Same with the piping. It looks NOTHING like more recent equipment.
26 brake equipment (underneath the engineer’s seat) would have a “rack”, with a control valve, “J-type” relay valve, A-1 charging cutoff valve, P2a switch, etc.
The brake “equipment” on new engines is all electronic, not sure what they’re like.
The most “modern” freight engine I ran was an SD50. I did climb up on an SD60 once at Selkirk, to see what it was like…[:D]
The use of this diagram is very misleading because it is incomplete not showing the independent system.
does that prevent answering the question of can the IBV “partially” reduce the locomotive brake pressure when the air brakes are applied without releasing the brakes complete by “bailing off”?
No, but, you don’t seem to be able to comprehend how the two systems work together in applying and releasing the locomotive brakes and that diagram doesn’t seem to be doing anything but confuse you more and more.
of course i don’t understand how they work, that’s why i’m asking questions. (as an EE, i don’t assume i understand, i try to verify that i completely understand)
i had the impression from someone else, that the IBV has both a quick and slow Release position. i’m guessing this is wrong? brakes can never be partially released
the above quote suggests that the loco brakes can be released (i.e. completely) by moving the IBV to the release position to release the brakes due to the IBV but that the handle has to be depressed to release the brake due to air brakes.
I’m somewhat familiar with the #6 ET brakes used on a USRA Mikado.
The independent brake lever had a “running” position that the handle was left in for nearly 95% of the time. Upon a reduction in brake pipe pressure using the automatic valve the engineer would push the handle of the independent further past and into the release position (quick release) this was a spring return so the handle came back to the running position.
IF you wanted to “partially” apply the engine and tender brakes you could move the independent toward the apply position. There really wasn’t a detent for a lap position but you could leave the independent handle in a neutral position between apply and release and your ET brake cylinder pressure would stay where you wanted it even if that was “partially applied”.

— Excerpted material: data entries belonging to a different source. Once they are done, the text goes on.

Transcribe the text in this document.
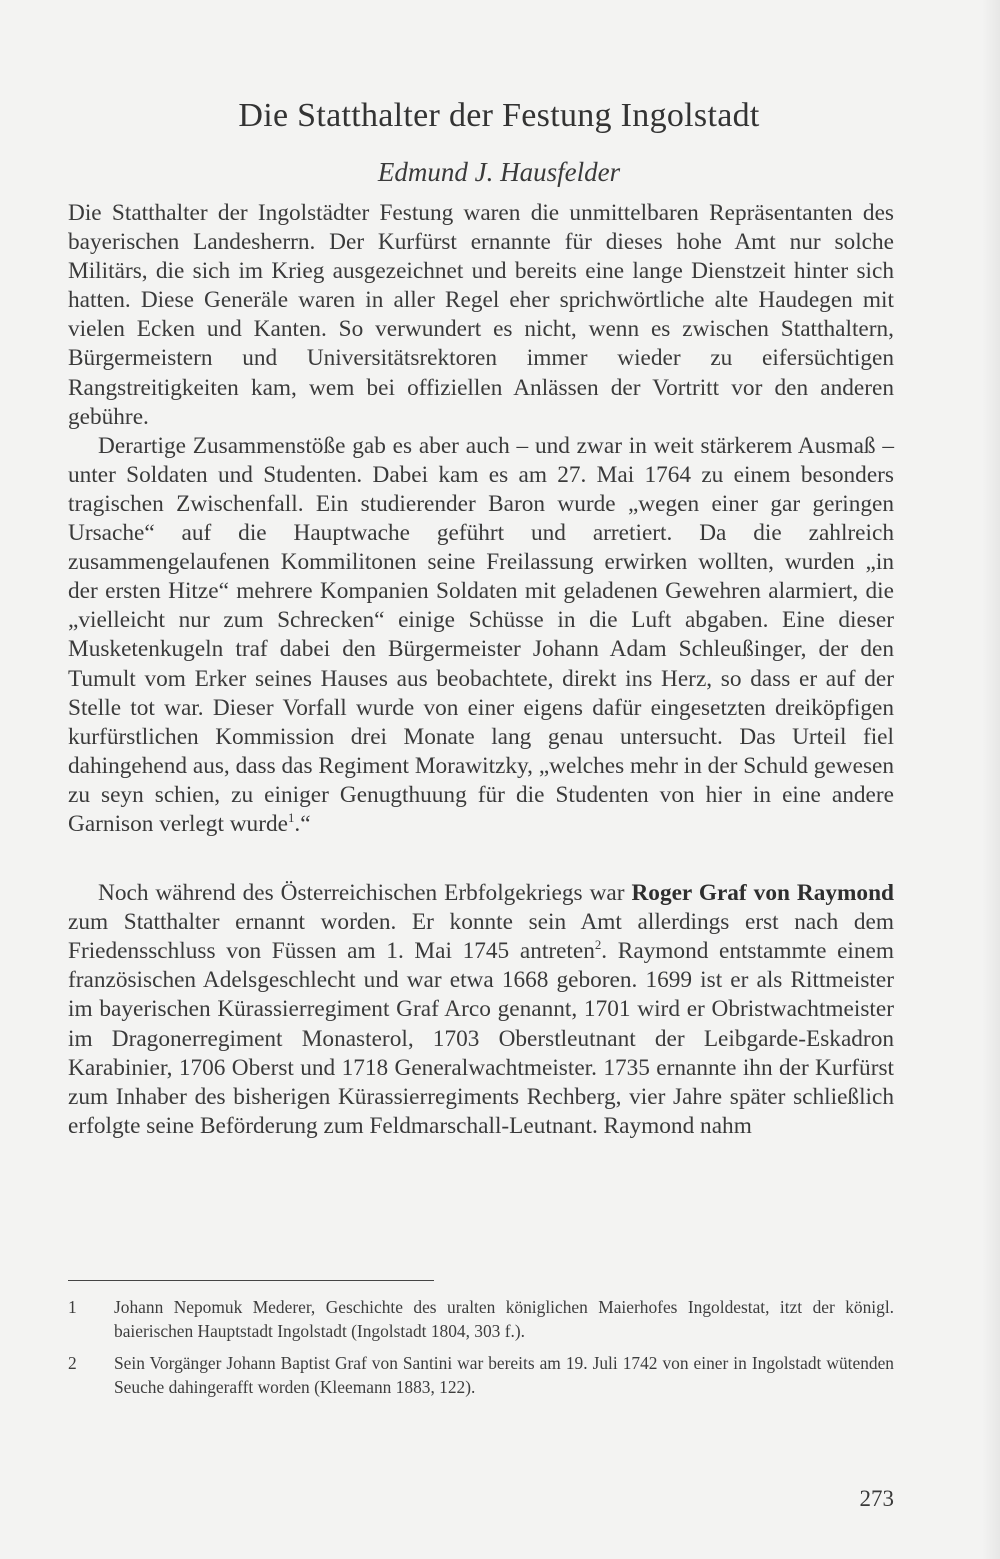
Die Statthalter der Festung Ingolstadt

Edmund J. Hausfelder

Die Statthalter der Ingolstädter Festung waren die unmittelbaren Repräsentanten des bayerischen Landesherrn. Der Kurfürst ernannte für dieses hohe Amt nur solche Militärs, die sich im Krieg ausgezeichnet und bereits eine lange Dienstzeit hinter sich hatten. Diese Generäle waren in aller Regel eher sprichwörtliche alte Haudegen mit vielen Ecken und Kanten. So verwundert es nicht, wenn es zwischen Statthaltern, Bürgermeistern und Universitätsrektoren immer wieder zu eifersüchtigen Rangstreitigkeiten kam, wem bei offiziellen Anlässen der Vortritt vor den anderen gebühre.

Derartige Zusammenstöße gab es aber auch – und zwar in weit stärkerem Ausmaß – unter Soldaten und Studenten. Dabei kam es am 27. Mai 1764 zu einem besonders tragischen Zwischenfall. Ein studierender Baron wurde „wegen einer gar geringen Ursache“ auf die Hauptwache geführt und arretiert. Da die zahlreich zusammengelaufenen Kommilitonen seine Freilassung erwirken wollten, wurden „in der ersten Hitze“ mehrere Kompanien Soldaten mit geladenen Gewehren alarmiert, die „vielleicht nur zum Schrecken“ einige Schüsse in die Luft abgaben. Eine dieser Musketenkugeln traf dabei den Bürgermeister Johann Adam Schleußinger, der den Tumult vom Erker seines Hauses aus beobachtete, direkt ins Herz, so dass er auf der Stelle tot war. Dieser Vorfall wurde von einer eigens dafür eingesetzten dreiköpfigen kurfürstlichen Kommission drei Monate lang genau untersucht. Das Urteil fiel dahingehend aus, dass das Regiment Morawitzky, „welches mehr in der Schuld gewesen zu seyn schien, zu einiger Genugthuung für die Studenten von hier in eine andere Garnison verlegt wurde$^1$.“

Noch während des Österreichischen Erbfolgekriegs war Roger Graf von Raymond zum Statthalter ernannt worden. Er konnte sein Amt allerdings erst nach dem Friedensschluss von Füssen am 1. Mai 1745 antreten$^2$. Raymond entstammte einem französischen Adelsgeschlecht und war etwa 1668 geboren. 1699 ist er als Rittmeister im bayerischen Kürassierregiment Graf Arco genannt, 1701 wird er Obristwachtmeister im Dragonerregiment Monasterol, 1703 Oberstleutnant der Leibgarde-Eskadron Karabinier, 1706 Oberst und 1718 Generalwachtmeister. 1735 ernannte ihn der Kurfürst zum Inhaber des bisherigen Kürassierregiments Rechberg, vier Jahre später schließlich erfolgte seine Beförderung zum Feldmarschall-Leutnant. Raymond nahm

1	Johann Nepomuk Mederer, Geschichte des uralten königlichen Maierhofes Ingoldestat, itzt der königl. baierischen Hauptstadt Ingolstadt (Ingolstadt 1804, 303 f.).
2	Sein Vorgänger Johann Baptist Graf von Santini war bereits am 19. Juli 1742 von einer in Ingolstadt wütenden Seuche dahingerafft worden (Kleemann 1883, 122).
273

Likewise, on the apply side there was a “quick apply” that would then provide increased air flow into the locomotive and tender brake cylinders. This position was also a spring return back to the apply position.
It didn’t take long to apply full pressure to the brake cylinders therefore you really didn’t have to hold the handle in quick apply for very long. You had to use your experience and feel to know where that sweet spot was to get maximum stopping force (if that’s what you wanted) without sliding the wheels. Normally, running the light engine you certainly anticipated where you were going to stop and you made incremental applications to the independent.
While running with a train you “bailed off” the independent (placed the lever in the quick release, spring return position) several times during the automatic reduction. You could hear the brake cylinder exhaust from the independent so you knew (